The Economist demonstrates strategic foresight: a full strategy must go beyond trade tariffs. It should encompass politics, military, economy, science and technology, culture, and ideology—among which ideology is the most decisive against communism. The catastrophes of the 20th century stemmed from communist propaganda and agitation, violent rebellions, and the rise of leaders like Stalin and Mao Zedong, who ascended to power atop countless corpses. Once in power, they continued oppressive regimes, causing further suffering. Today, the Chinese Communist Party (CCP) inherits Mao’s anti-American strategy, confronting the U.S. and seeking global dominance, attempting to perpetuate communist totalitarian harm.
When the U.S. confronts the CCP in trade and economic matters, it must reassert the moral high ground, strongly condemning communism’s inhumanity and the unprecedented atrocities that killed tens of millions over decades. The CCP continues to conceal the truth to maintain its authoritarian rule, perpetuating Mao Zedong’s criminal policies.
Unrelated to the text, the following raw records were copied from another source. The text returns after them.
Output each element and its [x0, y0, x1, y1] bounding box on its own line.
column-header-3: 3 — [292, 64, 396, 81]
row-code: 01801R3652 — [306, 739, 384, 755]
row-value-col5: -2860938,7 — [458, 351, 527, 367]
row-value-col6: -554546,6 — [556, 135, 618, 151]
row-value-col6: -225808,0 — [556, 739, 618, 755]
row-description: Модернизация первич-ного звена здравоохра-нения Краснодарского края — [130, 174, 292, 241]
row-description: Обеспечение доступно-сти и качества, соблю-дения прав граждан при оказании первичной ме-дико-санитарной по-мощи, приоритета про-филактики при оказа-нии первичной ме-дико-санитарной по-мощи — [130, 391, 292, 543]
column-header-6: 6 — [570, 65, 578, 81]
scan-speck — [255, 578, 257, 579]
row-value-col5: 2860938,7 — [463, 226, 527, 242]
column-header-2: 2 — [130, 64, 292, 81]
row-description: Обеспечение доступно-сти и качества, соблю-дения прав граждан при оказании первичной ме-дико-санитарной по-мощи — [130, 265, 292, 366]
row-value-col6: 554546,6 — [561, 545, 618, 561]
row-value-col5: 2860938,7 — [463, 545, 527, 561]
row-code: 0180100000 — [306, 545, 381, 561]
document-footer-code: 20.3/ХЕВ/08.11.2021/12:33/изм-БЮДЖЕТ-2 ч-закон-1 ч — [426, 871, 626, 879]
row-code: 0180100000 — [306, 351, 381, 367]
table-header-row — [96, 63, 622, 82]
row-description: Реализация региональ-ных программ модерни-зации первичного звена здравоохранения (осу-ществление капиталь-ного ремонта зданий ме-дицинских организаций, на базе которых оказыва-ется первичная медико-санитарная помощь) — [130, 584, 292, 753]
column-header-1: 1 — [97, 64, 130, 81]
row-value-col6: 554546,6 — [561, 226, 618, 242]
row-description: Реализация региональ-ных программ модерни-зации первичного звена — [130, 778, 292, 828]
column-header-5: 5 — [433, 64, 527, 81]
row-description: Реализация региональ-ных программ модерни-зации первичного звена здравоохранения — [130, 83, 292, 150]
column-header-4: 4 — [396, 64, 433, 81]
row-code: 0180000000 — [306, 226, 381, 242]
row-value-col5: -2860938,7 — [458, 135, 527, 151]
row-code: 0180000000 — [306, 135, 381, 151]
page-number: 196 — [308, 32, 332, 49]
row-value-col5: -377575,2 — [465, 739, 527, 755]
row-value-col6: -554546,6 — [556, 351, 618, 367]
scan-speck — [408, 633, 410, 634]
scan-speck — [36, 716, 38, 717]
By upholding basic humanitarian principles and the sanctity of human life, the U.S. can highlight Mao’s famine that killed 40 million, solemnly denouncing the CCP for treating human lives as expendable. Mao saw millions dead as mere numbers, casually burning reports, and even claimed: “Death is useful; it can be fertilizer. For the victory of world revolution, I am prepared to sacrifice 300 million people.”
In the 1960s, during a massive famine, Mao prioritized building atomic bombs over saving human lives. The United States, at the time, could not ascertain the famine’s true extent due to China’s strict information blockade, and foreign aid or condemnation was impossible. Mao repeatedly denied the famine in meetings with foreign leaders, leaving the international community uninformed and powerless to intervene.
For decades, the CCP blocked information about the famine. Only forty years later did former Xinhua journalist Yang Jisheng, after ten years of nationwide investigation, publish a 1,100-page record in Hong Kong in 2006, revealing that 40 million had died. In 2013, writer Eva published The Great Famine Survivors in the U.S., a 600-page collection of interviews, revealing the full scope of the tragedy.
The famine was entirely man-made: policies restricted millions of peasants from cultivating their own food, forbade leaving villages, and prevented escape. Entire villages starved to death—a tragedy almost unimaginable.
These investigative accounts remain banned in China, censored online, leaving 1.4 billion people deceived.
By standing on the moral high ground, the U.S. can firmly condemn the communist disaster, striking at the very heart of the CCP, stirring international outrage, and isolating China globally. Once this information reaches Chinese citizens, it may awaken public awareness, foment opposition to current policies, and pressure the CCP to abandon Mao’s authoritarian anti-American strategies, bury communism, and peacefully transition to democratic constitutional governance, reintegrating China into the civilized world order.